“They are preparing for war”

An expert on civil wars discusses where political extremists want to take this country

So we actually know a lot about civil wars — how they start, how long they last, why they’re so hard to resolve, how you end them. And we know a lot because since 1946, there have been over 200 major armed conflicts. And for the last 30 years, people have been collecting a lot of data, analyzing the data, looking at patterns. I’ve been one of those people.

We went from thinking, even as late as the 1980s, that every one of these was unique…Then methods and computers got better, and people like me came and could collect data and analyze it. And what we saw is that there are lots of patterns at the macro level…

In 1994, the U.S. government put together this Political Instability Task Force. They were interested in trying to predict what countries around the world were going to become unstable, potentially fall apart, experience political violence and civil war…
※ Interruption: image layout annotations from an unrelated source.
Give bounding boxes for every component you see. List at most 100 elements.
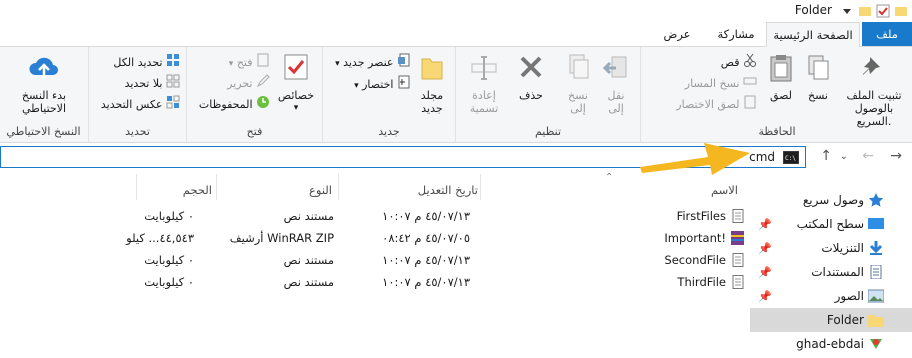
- new-group: مجلد جديد ▾ عنصر جديد ▾ اختصار جديد: [322, 47, 455, 142]
- pin-icon[interactable]: 📌: [758, 266, 772, 279]
- delete-label: حذف: [519, 89, 543, 102]
- file-date: ٤٥/٠٧/١٣ م ١٠:٠٧: [382, 209, 470, 223]
- file-date: ٤٥/٠٧/١٣ م ١٠:٠٧: [382, 275, 470, 289]
- backup-group-label: النسخ الاحتياطي: [6, 125, 81, 138]
- cut-button[interactable]: قص: [721, 53, 757, 71]
- easy-access-label: اختصار: [362, 78, 394, 91]
- easy-access-button[interactable]: ▾ اختصار: [354, 75, 411, 93]
- edit-label: تحرير: [227, 77, 253, 90]
- properties-icon: [276, 53, 316, 86]
- pin-icon[interactable]: 📌: [758, 242, 772, 255]
- pin-icon[interactable]: 📌: [758, 218, 772, 231]
- column-header-size[interactable]: الحجم: [183, 180, 212, 200]
- paste-shortcut-button[interactable]: لصق الاختصار: [676, 95, 757, 113]
- start-backup-label: بدء النسخ الاحتياطي: [21, 89, 67, 115]
- organize-group-label: تنظيم: [534, 125, 562, 138]
- delete-button[interactable]: حذف: [516, 53, 546, 102]
- column-header-name[interactable]: الاسم: [711, 180, 738, 200]
- select-none-icon: [166, 74, 180, 94]
- open-icon: [256, 53, 270, 73]
- select-none-button[interactable]: بلا تحديد: [125, 74, 180, 92]
- file-row[interactable]: SecondFile ٤٥/٠٧/١٣ م ١٠:٠٧ مستند نص ٠ ك…: [0, 250, 744, 272]
- properties-button[interactable]: خصائص ▾: [276, 53, 316, 115]
- folder-icon: [894, 4, 908, 18]
- copy-path-button[interactable]: نسخ المسار: [685, 74, 757, 92]
- copy-to-button[interactable]: نسخ إلى: [560, 53, 596, 115]
- new-item-button[interactable]: ▾ عنصر جديد: [335, 53, 411, 71]
- column-header-type[interactable]: النوع: [309, 180, 332, 200]
- select-all-button[interactable]: تحديد الكل: [113, 53, 180, 71]
- copy-to-label: نسخ إلى: [568, 89, 588, 115]
- properties-quick-icon[interactable]: [876, 4, 890, 18]
- nav-item-desktop[interactable]: 📌 سطح المكتب: [750, 212, 912, 236]
- file-row[interactable]: FirstFiles ٤٥/٠٧/١٣ م ١٠:٠٧ مستند نص ٠ ك…: [0, 206, 744, 228]
- up-arrow-icon[interactable]: ↑: [820, 148, 832, 164]
- svg-text:C:\: C:\: [785, 155, 796, 162]
- file-type: مستند نص: [283, 253, 334, 267]
- recent-dropdown-icon[interactable]: ⌄: [840, 151, 848, 162]
- file-row[interactable]: Important! ٤٥/٠٧/٠٥ م ٠٨:٤٢ أرشيف WinRAR…: [0, 228, 744, 250]
- invert-selection-icon: [166, 95, 180, 115]
- file-type: مستند نص: [283, 275, 334, 289]
- cloud-upload-icon: [4, 53, 84, 86]
- ribbon: تثبيت الملف بالوصول السريع. نسخ لصق قص ن…: [0, 47, 912, 143]
- nav-item-quick-access[interactable]: وصول سريع: [750, 188, 912, 212]
- column-separator: [338, 174, 339, 200]
- select-none-label: بلا تحديد: [124, 77, 163, 90]
- rename-button[interactable]: إعادة تسمية: [464, 53, 504, 115]
- nav-item-label: الصور: [834, 289, 864, 303]
- back-arrow-icon[interactable]: →: [890, 148, 902, 164]
- nav-item-documents[interactable]: 📌 المستندات: [750, 260, 912, 284]
- invert-selection-button[interactable]: عكس التحديد: [101, 95, 180, 113]
- file-row[interactable]: ThirdFile ٤٥/٠٧/١٣ م ١٠:٠٧ مستند نص ٠ كي…: [0, 272, 744, 294]
- properties-label: خصائص: [277, 89, 315, 102]
- nav-item-label: التنزيلات: [821, 241, 864, 255]
- new-item-label: عنصر جديد: [343, 56, 394, 69]
- column-header-date[interactable]: تاريخ التعديل: [418, 180, 478, 200]
- history-button[interactable]: المحفوظات: [199, 95, 270, 113]
- new-folder-button[interactable]: مجلد جديد: [417, 53, 447, 115]
- rename-label: إعادة تسمية: [469, 89, 499, 115]
- new-folder-icon: [417, 53, 447, 86]
- select-group-label: تحديد: [125, 125, 150, 138]
- new-folder-label: مجلد جديد: [420, 89, 444, 115]
- cut-label: قص: [720, 56, 740, 69]
- forward-arrow-icon[interactable]: ←: [862, 148, 874, 164]
- pin-icon[interactable]: 📌: [758, 290, 772, 303]
- cmd-icon: C:\: [782, 150, 800, 167]
- nav-item-label: ghad-ebdai: [796, 337, 864, 351]
- star-icon: [868, 193, 884, 207]
- folder-icon: [868, 313, 884, 327]
- tab-share[interactable]: مشاركة: [706, 22, 766, 46]
- organize-group: نقل إلى نسخ إلى حذف إعادة تسمية تنظيم: [455, 47, 640, 142]
- tab-home[interactable]: الصفحة الرئيسية: [766, 22, 860, 48]
- paste-shortcut-icon: [743, 95, 757, 115]
- nav-item-downloads[interactable]: 📌 التنزيلات: [750, 236, 912, 260]
- paste-shortcut-label: لصق الاختصار: [676, 98, 740, 111]
- nav-item-folder[interactable]: Folder: [750, 308, 912, 332]
- paste-button[interactable]: لصق: [763, 53, 799, 102]
- dropdown-icon[interactable]: [840, 4, 854, 18]
- text-file-icon: [732, 253, 744, 270]
- start-backup-button[interactable]: بدء النسخ الاحتياطي: [4, 53, 84, 115]
- nav-item-pictures[interactable]: 📌 الصور: [750, 284, 912, 308]
- nav-item-label: سطح المكتب: [796, 217, 864, 231]
- tab-view[interactable]: عرض: [652, 22, 702, 46]
- open-button[interactable]: ▾ فتح: [229, 53, 270, 71]
- nav-item-ghad-ebdai[interactable]: ghad-ebdai: [750, 332, 912, 356]
- pin-quick-access-button[interactable]: تثبيت الملف بالوصول السريع.: [839, 53, 909, 128]
- file-date: ٤٥/٠٧/١٣ م ١٠:٠٧: [382, 253, 470, 267]
- easy-access-icon: [397, 75, 411, 95]
- winrar-icon: [731, 231, 744, 248]
- window-title: Folder: [794, 3, 832, 17]
- desktop-icon: [868, 217, 884, 231]
- edit-button[interactable]: تحرير: [227, 74, 270, 92]
- open-group-label: فتح: [246, 125, 263, 138]
- app-icon: [868, 337, 884, 351]
- select-group: تحديد الكل بلا تحديد عكس التحديد تحديد: [88, 47, 186, 142]
- tab-file[interactable]: ملف: [862, 22, 912, 46]
- ribbon-tabs: ملف الصفحة الرئيسية مشاركة عرض: [0, 22, 912, 48]
- move-to-button[interactable]: نقل إلى: [598, 53, 634, 115]
- copy-icon: [801, 53, 835, 86]
- copy-button[interactable]: نسخ: [801, 53, 835, 102]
Originally the model included over 30 different factors, like poverty, income inequality, how diverse religiously or ethnically a country was. But only two factors came out again and again as highly predictive. And it wasn’t what people were expecting, even on the task force. We were surprised. The first was this variable called anocracy. There’s this nonprofit based in Virginia called the Center for Systemic Peace. And every year it measures all sorts of things related to the quality of the governments around the world. How autocratic or how democratic a country is. And it has this scale that goes from negative 10 to positive 10. Negative 10 is the most authoritarian, so think about North Korea, Saudi Arabia, Bahrain. Positive 10 are the most democratic. This, of course, is where you want to be. This would be Denmark, Switzerland, Canada. The U.S. was a positive 10 for many, many years. It’s no longer a positive 10. And then it has this middle zone between positive 5 and negative 5, which was you had features of both. If you’re a positive 5, you have more democratic features, but definitely have a few authoritarian elements. And, of course, if you’re negative 5, you have more authoritarian features and a few democratic elements. The U.S. was briefly downgraded to a 5 and is now an 8.
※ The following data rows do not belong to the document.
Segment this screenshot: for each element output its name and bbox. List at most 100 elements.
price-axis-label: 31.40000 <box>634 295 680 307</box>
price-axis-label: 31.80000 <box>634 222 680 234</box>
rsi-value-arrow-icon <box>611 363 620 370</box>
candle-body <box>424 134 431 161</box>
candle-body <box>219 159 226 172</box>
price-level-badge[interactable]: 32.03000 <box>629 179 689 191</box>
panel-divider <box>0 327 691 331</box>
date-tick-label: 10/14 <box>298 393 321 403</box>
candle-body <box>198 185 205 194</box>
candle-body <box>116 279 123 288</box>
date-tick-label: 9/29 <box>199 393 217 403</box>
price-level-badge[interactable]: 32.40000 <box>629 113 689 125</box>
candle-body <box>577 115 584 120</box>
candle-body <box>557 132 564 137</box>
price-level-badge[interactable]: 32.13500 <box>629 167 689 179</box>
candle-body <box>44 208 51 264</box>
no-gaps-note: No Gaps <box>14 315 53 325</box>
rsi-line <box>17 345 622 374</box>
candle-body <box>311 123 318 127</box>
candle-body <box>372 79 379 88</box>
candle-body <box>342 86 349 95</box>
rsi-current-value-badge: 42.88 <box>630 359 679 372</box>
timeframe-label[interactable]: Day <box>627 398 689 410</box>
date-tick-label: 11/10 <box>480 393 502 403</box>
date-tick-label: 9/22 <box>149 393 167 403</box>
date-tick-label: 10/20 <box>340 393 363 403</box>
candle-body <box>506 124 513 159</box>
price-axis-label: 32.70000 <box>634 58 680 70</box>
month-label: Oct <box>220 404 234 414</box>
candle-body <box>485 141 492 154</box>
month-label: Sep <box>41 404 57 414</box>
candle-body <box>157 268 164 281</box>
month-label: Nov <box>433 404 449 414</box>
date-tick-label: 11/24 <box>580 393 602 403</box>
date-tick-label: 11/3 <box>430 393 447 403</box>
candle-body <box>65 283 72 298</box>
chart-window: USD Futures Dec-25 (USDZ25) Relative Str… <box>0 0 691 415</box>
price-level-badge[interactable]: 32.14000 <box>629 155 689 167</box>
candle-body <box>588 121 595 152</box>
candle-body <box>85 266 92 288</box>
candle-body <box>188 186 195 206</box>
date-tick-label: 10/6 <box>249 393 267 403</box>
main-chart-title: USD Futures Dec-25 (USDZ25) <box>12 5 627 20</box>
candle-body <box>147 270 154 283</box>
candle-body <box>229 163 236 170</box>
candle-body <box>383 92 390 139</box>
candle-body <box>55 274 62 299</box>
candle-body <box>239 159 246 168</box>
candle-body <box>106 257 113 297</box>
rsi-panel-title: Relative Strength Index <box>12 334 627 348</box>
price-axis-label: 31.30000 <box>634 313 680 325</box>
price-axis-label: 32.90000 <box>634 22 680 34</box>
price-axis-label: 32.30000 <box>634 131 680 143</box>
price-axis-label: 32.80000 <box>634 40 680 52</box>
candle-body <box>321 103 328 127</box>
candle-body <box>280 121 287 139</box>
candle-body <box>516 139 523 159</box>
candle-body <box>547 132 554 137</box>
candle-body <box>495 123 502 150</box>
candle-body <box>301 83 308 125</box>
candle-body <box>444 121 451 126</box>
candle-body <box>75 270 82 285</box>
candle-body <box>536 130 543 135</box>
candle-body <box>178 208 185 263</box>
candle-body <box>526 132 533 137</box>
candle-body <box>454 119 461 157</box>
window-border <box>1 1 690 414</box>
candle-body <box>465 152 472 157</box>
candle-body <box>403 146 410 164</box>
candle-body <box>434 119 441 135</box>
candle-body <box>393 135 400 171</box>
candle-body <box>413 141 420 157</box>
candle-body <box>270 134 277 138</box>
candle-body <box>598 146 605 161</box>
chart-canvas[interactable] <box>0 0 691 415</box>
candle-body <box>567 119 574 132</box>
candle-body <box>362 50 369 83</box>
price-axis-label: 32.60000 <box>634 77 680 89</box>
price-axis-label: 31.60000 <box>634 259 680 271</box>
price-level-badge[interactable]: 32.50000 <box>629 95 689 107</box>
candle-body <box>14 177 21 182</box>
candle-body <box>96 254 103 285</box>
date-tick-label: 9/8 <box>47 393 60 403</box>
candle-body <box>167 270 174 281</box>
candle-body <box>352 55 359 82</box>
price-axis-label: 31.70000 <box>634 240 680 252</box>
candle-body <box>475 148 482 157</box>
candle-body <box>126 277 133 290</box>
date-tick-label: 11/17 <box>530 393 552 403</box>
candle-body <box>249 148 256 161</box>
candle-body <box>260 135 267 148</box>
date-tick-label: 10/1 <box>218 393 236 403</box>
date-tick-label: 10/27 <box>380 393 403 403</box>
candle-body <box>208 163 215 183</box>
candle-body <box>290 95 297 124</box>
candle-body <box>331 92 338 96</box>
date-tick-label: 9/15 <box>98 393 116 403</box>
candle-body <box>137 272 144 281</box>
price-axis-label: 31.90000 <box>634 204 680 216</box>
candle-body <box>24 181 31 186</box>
And what scholars found was that this anocracy variable was really predictive of a risk for civil war. That full democracies almost never have civil wars. Full autocracies rarely have civil wars. All of the instability and violence is happening in this middle zone…

And then the second factor was whether populations in these partial democracies began to organize politically, not around ideology — so, not based on whether you’re a communist or not a communist, or you’re a liberal or a conservative — but where the parties themselves were based almost exclusively around identity: ethnic, religious or racial identity.

Sounds like home to me. The country I grew up in has changed in so many ways. I reflect on that, sometimes. Not actually better excepting a piece of civil rights.

No fears strong enough enough to label “concrete”. Not many ideas on how to “fix things”. This article seems to be a sound starting point.